Die Basis für diese Auflistung bildet das „geheime Buch der Kriegskunst“, geschrieben vor ca. 500 Jahren. Allerdings sind die Strategeme selbst teilweise schon viel älter. Es sind nicht die Ideen eines Autors o.ä., sondern jahrhundertalte Überlieferungen.
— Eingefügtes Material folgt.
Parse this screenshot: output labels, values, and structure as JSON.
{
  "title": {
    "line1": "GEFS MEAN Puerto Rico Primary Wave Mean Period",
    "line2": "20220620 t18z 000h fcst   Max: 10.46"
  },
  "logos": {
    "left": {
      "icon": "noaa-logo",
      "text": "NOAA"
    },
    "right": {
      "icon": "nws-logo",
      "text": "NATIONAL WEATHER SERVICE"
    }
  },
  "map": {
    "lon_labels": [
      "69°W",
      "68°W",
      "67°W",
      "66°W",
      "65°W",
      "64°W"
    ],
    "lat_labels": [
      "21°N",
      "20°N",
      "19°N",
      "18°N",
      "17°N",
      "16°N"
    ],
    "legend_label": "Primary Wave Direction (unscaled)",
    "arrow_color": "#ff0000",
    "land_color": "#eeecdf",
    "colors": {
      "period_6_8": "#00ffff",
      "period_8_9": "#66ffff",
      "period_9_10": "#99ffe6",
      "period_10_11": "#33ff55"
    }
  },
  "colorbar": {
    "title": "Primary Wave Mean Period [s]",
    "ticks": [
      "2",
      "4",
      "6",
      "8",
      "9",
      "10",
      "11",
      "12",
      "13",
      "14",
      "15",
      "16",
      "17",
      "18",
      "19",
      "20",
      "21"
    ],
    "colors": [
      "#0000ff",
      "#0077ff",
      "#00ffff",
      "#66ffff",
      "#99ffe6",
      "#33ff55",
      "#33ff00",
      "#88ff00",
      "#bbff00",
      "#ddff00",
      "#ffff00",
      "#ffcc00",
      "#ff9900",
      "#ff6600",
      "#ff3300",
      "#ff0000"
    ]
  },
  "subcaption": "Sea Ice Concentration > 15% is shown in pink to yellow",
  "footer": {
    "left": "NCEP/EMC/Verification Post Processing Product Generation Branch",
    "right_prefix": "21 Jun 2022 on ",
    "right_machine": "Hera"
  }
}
Nach Sengers Meinung sollten insbesondere Manager mit Kontakt in die asiatische Welt sich mit der List im chinesischen Sinne beschäftigen, um nicht durch die von ihm oft erwähnte „Listenblindheit“ Schaden zu nehmen. Aber auch in der westlichen Welt kann es nur von Vorteil sein, wenn man sich mit der Theorie der List auskennt. Denn auch wenn es hier keine niedergeschriebenen Listtechiken gibt, werden doch oft unbewusst Listen angewendet. Wer sich hier in der Kunst der List auskennt merkt schneller als der Listenlaie, wenn er über den Tisch gezogen werden soll.
Das Buch soll nicht als Anleitung zur Täuschung dienen. Es soll vielmehr den Leser anregen, die uns gebräuchliche Bedeutung von List zu überdenken. List bedeutet mehr als Täuschung. Nur ein kleiner Teil der beschriebenen Strategeme fallen unter die Kategorie Täuschungsstrategeme. Listig ist auch der, der sich bietende Gelegenheiten erkennt und ausnutzt oder neue Problemlösungen findet, auf die sonst keiner kommt.
Das Strategem Nr.16 heißt: „Die Akazie schelten, aber den Maulbeerbaum meinen“. Damit könnte der Strategemanwender beispielweise jemanden kritisieren, den zu kritisieren ihm gar nicht zustehen würde. Etwa indem er die selbe Schwäche bei jemand anderem kritisiert. Auch die Möglichkeit, einen Konkurrenten in einer Werbekampagne ohne Namensnennung zu kritisieren, würde unter diese Stragegeme fallen.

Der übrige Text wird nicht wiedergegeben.